Conduction Raises Funding

Photo Credit: Kenny Eliason

Ed-tech platform Conduction raises funding to re-imagine music education across the country and allow students to compose digital songs.

Conduction, the ed-tech platform revolutionizing the music classroom, has announced a $265,000 pre-seed investment from the Richard King Mellon Foundation. The funds will be used to advance the company’s proprietary music software modules, increase corporate partnerships, and expand operations in schools across Pennsylvania and throughout the United States.

Despite efforts to keep music and the arts alive in US schools, millions of students lack access to these programs, according to research from the Arts Education Data Project. For many schools with existing music programs, teachers struggle to engage students with outdated curricula and limited budgets.

Conduction, which meets several national education standards, is designed to enable students to easily create and produce digital songs. Each week, classes vote on their favorite song creations, and Conduction sources local musicians to make music videos playing the classroom’s selected songs within days. With Conduction, individual schools and entire districts can bring music back into the classroom at a fraction of the cost of traditional programs.

Unlike other music platforms, Conduction provides learning experiences that align with the interests of present-day students. Students get to learn beat making, composition and songwriting, sheet music education, and band integration, all with an intense element of student engagement.
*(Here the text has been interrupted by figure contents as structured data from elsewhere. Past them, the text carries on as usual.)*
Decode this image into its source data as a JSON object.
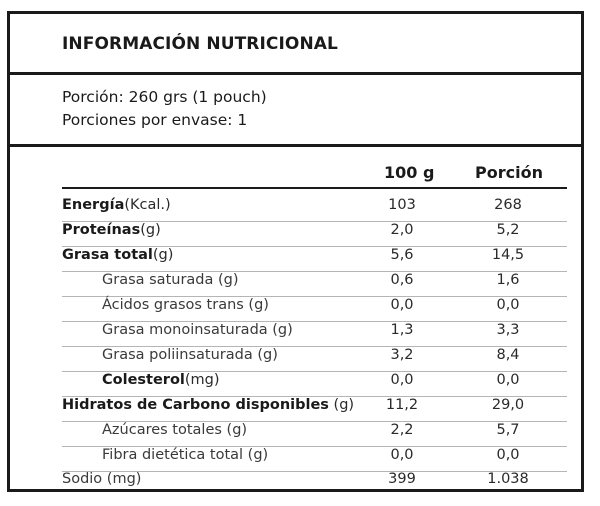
{
  "title": "INFORMACIÓN NUTRICIONAL",
  "serving": {
    "portion": "Porción: 260 grs (1 pouch)",
    "per_package": "Porciones por envase: 1"
  },
  "columns": {
    "per100": "100 g",
    "portion": "Porción"
  },
  "rows": [
    {
      "name": "Energía",
      "unit": "(Kcal.)",
      "v100": "103",
      "vportion": "268"
    },
    {
      "name": "Proteínas",
      "unit": "(g)",
      "v100": "2,0",
      "vportion": "5,2"
    },
    {
      "name": "Grasa total",
      "unit": "(g)",
      "v100": "5,6",
      "vportion": "14,5"
    },
    {
      "name": "Grasa saturada (g)",
      "v100": "0,6",
      "vportion": "1,6"
    },
    {
      "name": "Ácidos grasos trans (g)",
      "v100": "0,0",
      "vportion": "0,0"
    },
    {
      "name": "Grasa monoinsaturada (g)",
      "v100": "1,3",
      "vportion": "3,3"
    },
    {
      "name": "Grasa poliinsaturada (g)",
      "v100": "3,2",
      "vportion": "8,4"
    },
    {
      "name": "Colesterol",
      "unit": "(mg)",
      "v100": "0,0",
      "vportion": "0,0"
    },
    {
      "name": "Hidratos de Carbono disponibles",
      "unit": "(g)",
      "v100": "11,2",
      "vportion": "29,0"
    },
    {
      "name": "Azúcares totales (g)",
      "v100": "2,2",
      "vportion": "5,7"
    },
    {
      "name": "Fibra dietética total (g)",
      "v100": "0,0",
      "vportion": "0,0"
    },
    {
      "name": "Sodio (mg)",
      "v100": "399",
      "vportion": "1.038"
    }
  ]
}
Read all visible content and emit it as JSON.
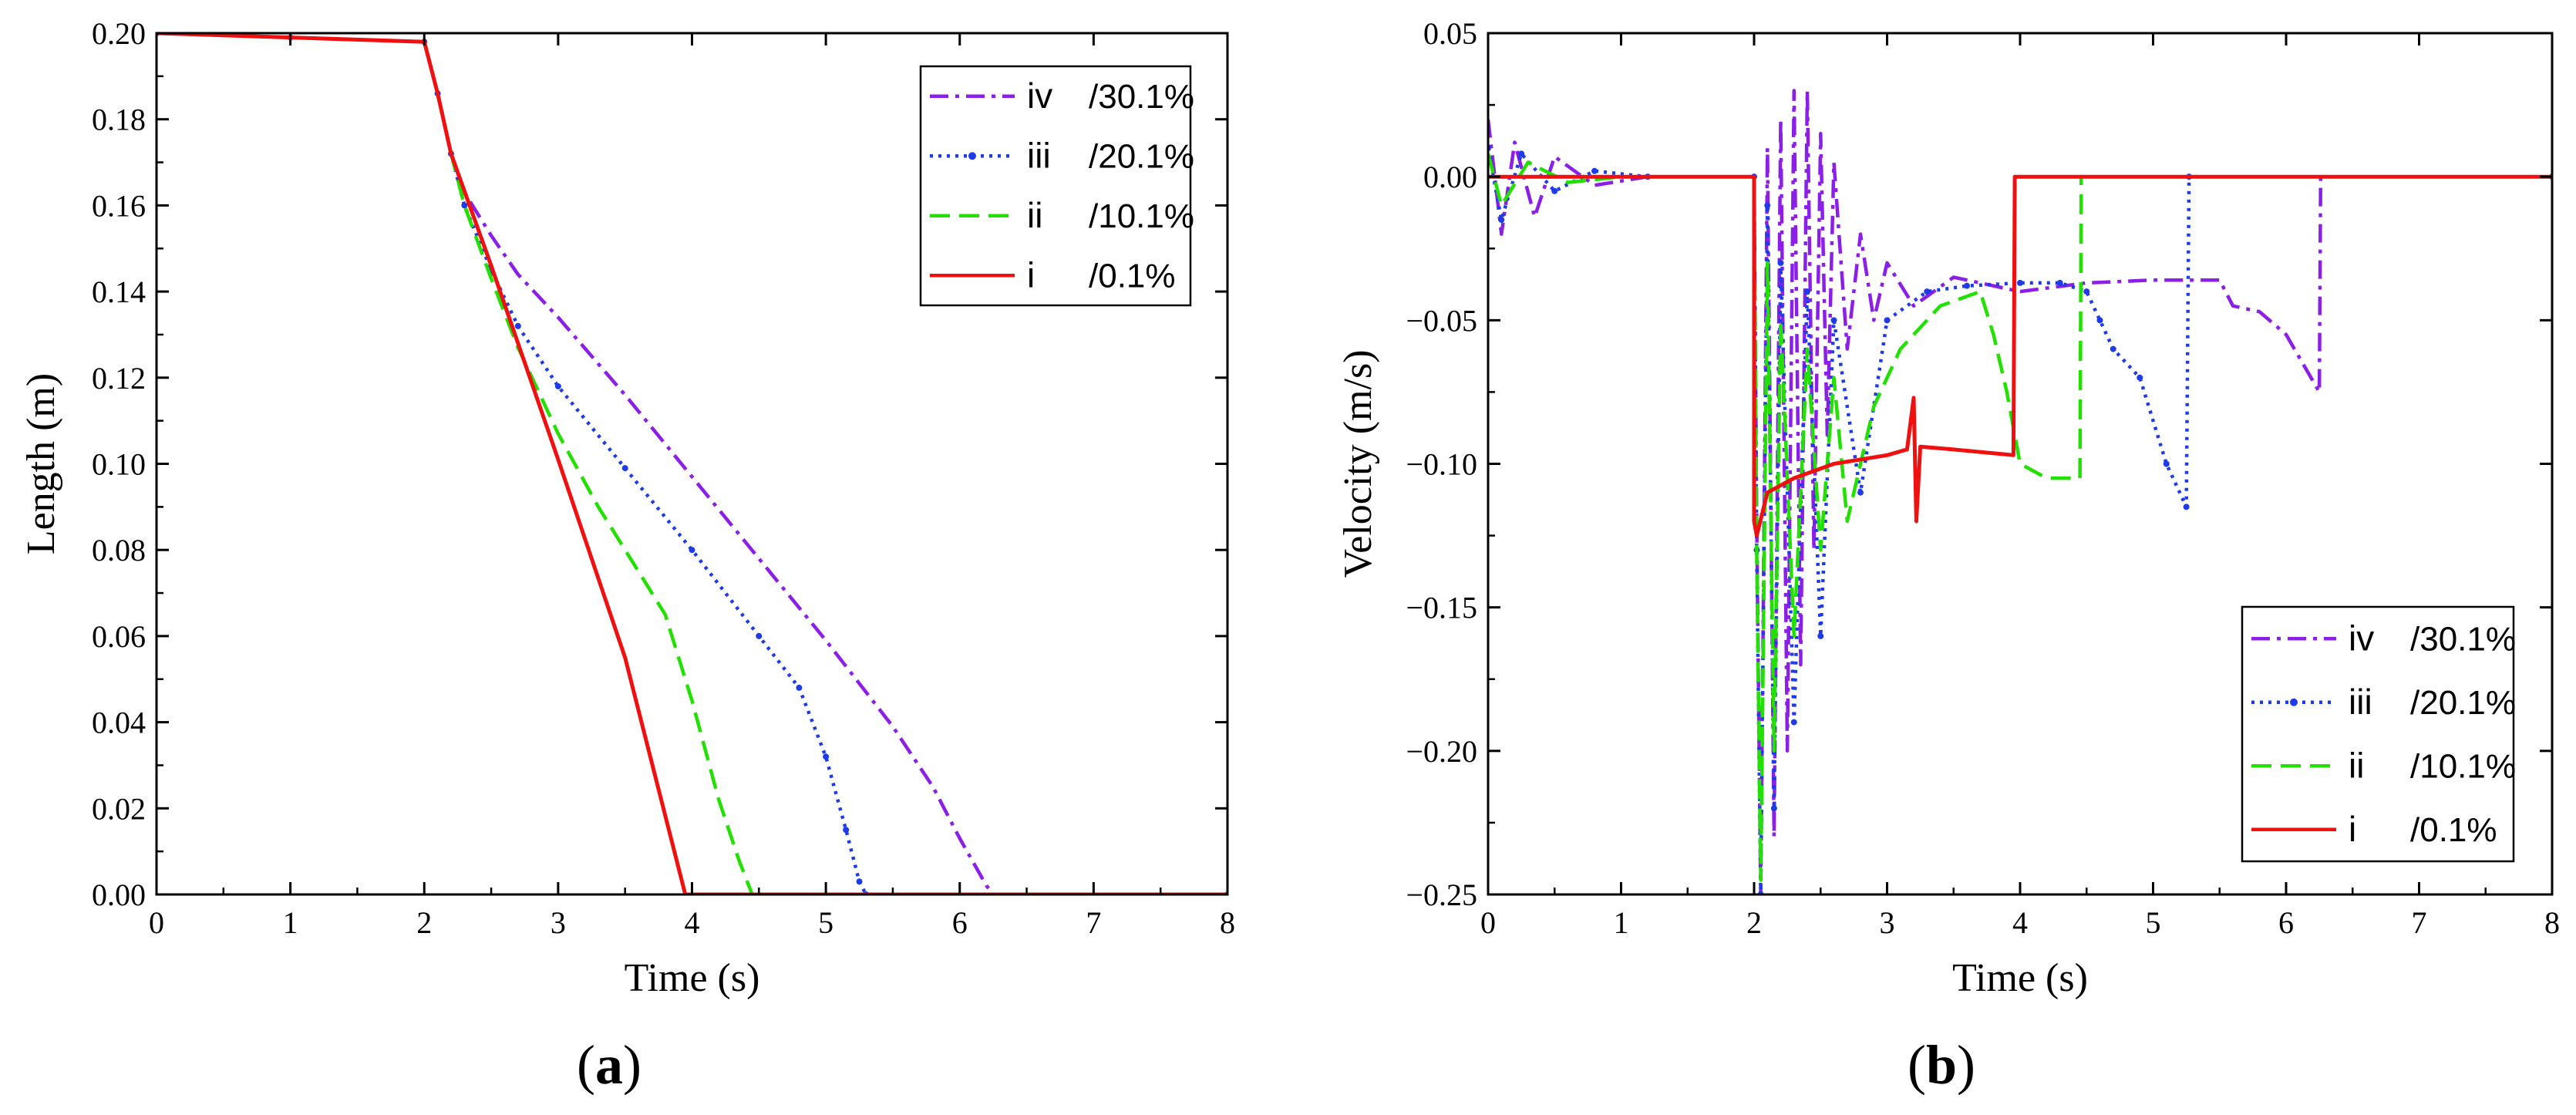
{
  "chart_data": [
    {
      "panel": "(a)",
      "panel_letter": "a",
      "type": "line",
      "xlabel": "Time (s)",
      "ylabel": "Length (m)",
      "xlim": [
        0,
        8
      ],
      "ylim": [
        0,
        0.2
      ],
      "xticks": [
        "0",
        "1",
        "2",
        "3",
        "4",
        "5",
        "6",
        "7",
        "8"
      ],
      "yticks": [
        "0.00",
        "0.02",
        "0.04",
        "0.06",
        "0.08",
        "0.10",
        "0.12",
        "0.14",
        "0.16",
        "0.18",
        "0.20"
      ],
      "legend_position": "top-right",
      "series": [
        {
          "name": "iv",
          "label": "/30.1%",
          "color": "#8B1FE8",
          "style": "dashdot",
          "x": [
            0,
            1,
            2,
            2.1,
            2.2,
            2.3,
            2.5,
            2.7,
            3,
            3.5,
            4,
            4.5,
            5,
            5.5,
            5.8,
            6.0,
            6.2,
            6.25,
            8
          ],
          "y": [
            0.2,
            0.199,
            0.198,
            0.186,
            0.172,
            0.163,
            0.153,
            0.144,
            0.134,
            0.116,
            0.097,
            0.078,
            0.059,
            0.039,
            0.025,
            0.013,
            0.002,
            0,
            0
          ]
        },
        {
          "name": "iii",
          "label": "/20.1%",
          "color": "#1F3BE8",
          "style": "dotted",
          "x": [
            0,
            1,
            2,
            2.1,
            2.2,
            2.3,
            2.5,
            2.7,
            3,
            3.5,
            4,
            4.5,
            4.8,
            5.0,
            5.15,
            5.25,
            5.3,
            8
          ],
          "y": [
            0.2,
            0.199,
            0.198,
            0.186,
            0.172,
            0.16,
            0.145,
            0.132,
            0.118,
            0.099,
            0.08,
            0.06,
            0.048,
            0.032,
            0.015,
            0.003,
            0,
            0
          ]
        },
        {
          "name": "ii",
          "label": "/10.1%",
          "color": "#22E000",
          "style": "dashed",
          "x": [
            0,
            1,
            2,
            2.1,
            2.2,
            2.3,
            2.5,
            2.7,
            3,
            3.3,
            3.6,
            3.8,
            4.0,
            4.2,
            4.35,
            4.45,
            8
          ],
          "y": [
            0.2,
            0.199,
            0.198,
            0.186,
            0.172,
            0.16,
            0.143,
            0.127,
            0.107,
            0.09,
            0.075,
            0.065,
            0.045,
            0.022,
            0.008,
            0,
            0
          ]
        },
        {
          "name": "i",
          "label": "/0.1%",
          "color": "#F01010",
          "style": "solid",
          "x": [
            0,
            1,
            2,
            2.1,
            2.2,
            2.5,
            3,
            3.5,
            3.95,
            8
          ],
          "y": [
            0.2,
            0.199,
            0.198,
            0.186,
            0.172,
            0.146,
            0.101,
            0.055,
            0,
            0
          ]
        }
      ]
    },
    {
      "panel": "(b)",
      "panel_letter": "b",
      "type": "line",
      "xlabel": "Time (s)",
      "ylabel": "Velocity (m/s)",
      "xlim": [
        0,
        8
      ],
      "ylim": [
        -0.25,
        0.05
      ],
      "xticks": [
        "0",
        "1",
        "2",
        "3",
        "4",
        "5",
        "6",
        "7",
        "8"
      ],
      "yticks": [
        "−0.25",
        "−0.20",
        "−0.15",
        "−0.10",
        "−0.05",
        "0.00",
        "0.05"
      ],
      "legend_position": "bottom-right",
      "series": [
        {
          "name": "iv",
          "label": "/30.1%",
          "color": "#8B1FE8",
          "style": "dashdot",
          "x": [
            0,
            0.1,
            0.2,
            0.35,
            0.5,
            0.8,
            1.2,
            2.0,
            2.02,
            2.05,
            2.1,
            2.15,
            2.2,
            2.25,
            2.3,
            2.35,
            2.4,
            2.45,
            2.5,
            2.55,
            2.6,
            2.7,
            2.8,
            2.9,
            3.0,
            3.2,
            3.5,
            4.0,
            4.5,
            5.0,
            5.5,
            5.6,
            5.8,
            6.0,
            6.25,
            6.26,
            8
          ],
          "y": [
            0.02,
            -0.02,
            0.012,
            -0.014,
            0.007,
            -0.003,
            0,
            0,
            -0.12,
            -0.25,
            0.01,
            -0.23,
            0.02,
            -0.2,
            0.03,
            -0.17,
            0.03,
            -0.13,
            0.015,
            -0.09,
            0.005,
            -0.06,
            -0.02,
            -0.05,
            -0.03,
            -0.045,
            -0.035,
            -0.04,
            -0.037,
            -0.036,
            -0.036,
            -0.045,
            -0.047,
            -0.055,
            -0.075,
            0,
            0
          ]
        },
        {
          "name": "iii",
          "label": "/20.1%",
          "color": "#1F3BE8",
          "style": "dotted",
          "x": [
            0,
            0.1,
            0.25,
            0.5,
            0.8,
            1.2,
            2.0,
            2.02,
            2.05,
            2.1,
            2.15,
            2.2,
            2.3,
            2.4,
            2.5,
            2.6,
            2.8,
            3.0,
            3.3,
            3.6,
            4.0,
            4.3,
            4.5,
            4.6,
            4.7,
            4.9,
            5.1,
            5.25,
            5.27,
            8
          ],
          "y": [
            0.01,
            -0.015,
            0.008,
            -0.005,
            0.002,
            0,
            0,
            -0.13,
            -0.25,
            -0.01,
            -0.22,
            -0.03,
            -0.19,
            -0.04,
            -0.16,
            -0.05,
            -0.11,
            -0.05,
            -0.04,
            -0.038,
            -0.037,
            -0.037,
            -0.04,
            -0.05,
            -0.06,
            -0.07,
            -0.1,
            -0.115,
            0,
            0
          ]
        },
        {
          "name": "ii",
          "label": "/10.1%",
          "color": "#22E000",
          "style": "dashed",
          "x": [
            0,
            0.1,
            0.3,
            0.6,
            1.0,
            2.0,
            2.02,
            2.05,
            2.1,
            2.15,
            2.2,
            2.3,
            2.4,
            2.5,
            2.6,
            2.7,
            2.9,
            3.1,
            3.4,
            3.7,
            3.8,
            3.9,
            4.0,
            4.2,
            4.45,
            4.46,
            8
          ],
          "y": [
            0.008,
            -0.01,
            0.005,
            -0.002,
            0,
            0,
            -0.13,
            -0.245,
            -0.03,
            -0.2,
            -0.05,
            -0.16,
            -0.06,
            -0.13,
            -0.07,
            -0.12,
            -0.08,
            -0.06,
            -0.045,
            -0.04,
            -0.055,
            -0.075,
            -0.1,
            -0.105,
            -0.105,
            0,
            0
          ]
        },
        {
          "name": "i",
          "label": "/0.1%",
          "color": "#F01010",
          "style": "solid",
          "x": [
            0,
            1,
            2,
            2.0,
            2.02,
            2.1,
            2.3,
            2.6,
            3.0,
            3.15,
            3.2,
            3.22,
            3.25,
            3.5,
            3.95,
            3.96,
            8
          ],
          "y": [
            0,
            0,
            0,
            -0.12,
            -0.125,
            -0.11,
            -0.105,
            -0.1,
            -0.097,
            -0.095,
            -0.077,
            -0.12,
            -0.094,
            -0.095,
            -0.097,
            0,
            0
          ]
        }
      ]
    }
  ]
}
These modules help increase classroom participation, reduce absenteeism and create new digital education experiences.

“Music is the one school subject that is meant to touch the soul, inspire aw, and light up life — and yet today’s music classrooms fail to do this,” said Joe Maggiore, CEO and co-founder, Conduction. “Music curriculums are often stuck in the past, focusing on topics kids never would want to hear about — like outdated classical music from the 1700s.”

“Today’s students want to become producers, DJs, songwriters, and beatmakers, and our schools are failing to meet them where they are in their interests while providing distinct curricular needs,” Maggiore continued. “We created Conduction to refocus music education on today’s student values while still finding a way to incorporate critically important national music education standards.”

Today, Conduction works with dozens of schools and districts, as well as countless community musicians, to bring students’ digital songs to life. Over the last 12 months, Conduction has seen growing demand for its platform, having spoken to over 100 schools that are fully ready to incorporate the solution into their education programs to enhance the overall student experience. The company also works with corporations interested in sponsoring individual schools by subsidizing the costs of music education.